フリーランスとして活動し、やがて法人化して有限会社ユースに。その過程で、植田氏は大きな展望を描くようになった。それは海外の企業と仕事をすることだ。
「ハワイからの帰国後に行ったニューヨークで、現地のクリエイターのアグレッシブさに衝撃を受けました。創作意欲の高さと、それらを発信するバイタリティ、そして受けての感度の良さにも」。その刺激に触発されて作品づくりに取り組み、ニューヨークでのグループ展にも出品。さまざまな人との交流を拡大して帰国した。
仕事の場所は日本だけじゃない。そう考えたときに視野に入ってきたのが、日本に近い中国だった。幸い植田氏の父親が中国でも事業を展開していることから、現地で展開する態勢も万全だ。

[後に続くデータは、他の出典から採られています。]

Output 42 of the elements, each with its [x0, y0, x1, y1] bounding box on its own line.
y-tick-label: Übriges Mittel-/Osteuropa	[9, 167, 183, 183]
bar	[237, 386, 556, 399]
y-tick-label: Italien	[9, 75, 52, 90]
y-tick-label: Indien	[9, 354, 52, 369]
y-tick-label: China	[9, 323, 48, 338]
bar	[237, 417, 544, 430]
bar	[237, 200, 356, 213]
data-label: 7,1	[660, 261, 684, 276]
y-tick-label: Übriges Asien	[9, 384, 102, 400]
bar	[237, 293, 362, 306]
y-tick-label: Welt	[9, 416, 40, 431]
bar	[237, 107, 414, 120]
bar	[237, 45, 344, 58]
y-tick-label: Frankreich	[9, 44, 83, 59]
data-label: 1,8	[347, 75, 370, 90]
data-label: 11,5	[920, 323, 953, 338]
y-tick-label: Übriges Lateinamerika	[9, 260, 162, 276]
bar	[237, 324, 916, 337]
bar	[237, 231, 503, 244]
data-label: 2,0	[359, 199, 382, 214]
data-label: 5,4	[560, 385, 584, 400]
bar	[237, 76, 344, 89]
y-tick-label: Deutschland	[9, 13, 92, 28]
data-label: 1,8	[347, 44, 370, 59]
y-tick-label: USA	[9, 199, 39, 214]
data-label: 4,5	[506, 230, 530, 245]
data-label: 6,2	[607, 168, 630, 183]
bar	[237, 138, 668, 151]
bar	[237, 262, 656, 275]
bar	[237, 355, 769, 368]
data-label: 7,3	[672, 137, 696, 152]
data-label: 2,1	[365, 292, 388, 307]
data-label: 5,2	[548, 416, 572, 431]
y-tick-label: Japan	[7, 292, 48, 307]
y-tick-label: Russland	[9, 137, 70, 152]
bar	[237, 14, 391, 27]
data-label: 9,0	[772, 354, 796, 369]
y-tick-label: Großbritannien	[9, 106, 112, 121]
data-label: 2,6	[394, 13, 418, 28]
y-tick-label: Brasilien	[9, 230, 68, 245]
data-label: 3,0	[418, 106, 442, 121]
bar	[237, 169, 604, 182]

「中国は世界中にコネクションを有して、日本にも近い。自分の可能性を試す環境が整っていた。今、やみくもにニューヨークに進出しても、よい結果を得られる確証はない。デザイナーとしての実績をもっと積み上げてこそ、次の展望を描けるはず。中国で大きなビジネスをする事が到達点ではなく、将来を見据えたその足がかりとして、中国での可能性に挑戦したいんです」。

今、やるべきことをコツコツとこなしながら、決して現状に満足せず、次のステージを展望する。マイペースに“自分流”を貫き、歩んできた植田氏の挑戦は続く。


ブランディングを担った中国・蘇洲の海鮮レストラン。ロゴから広告まで、販促デザイン全般を担当。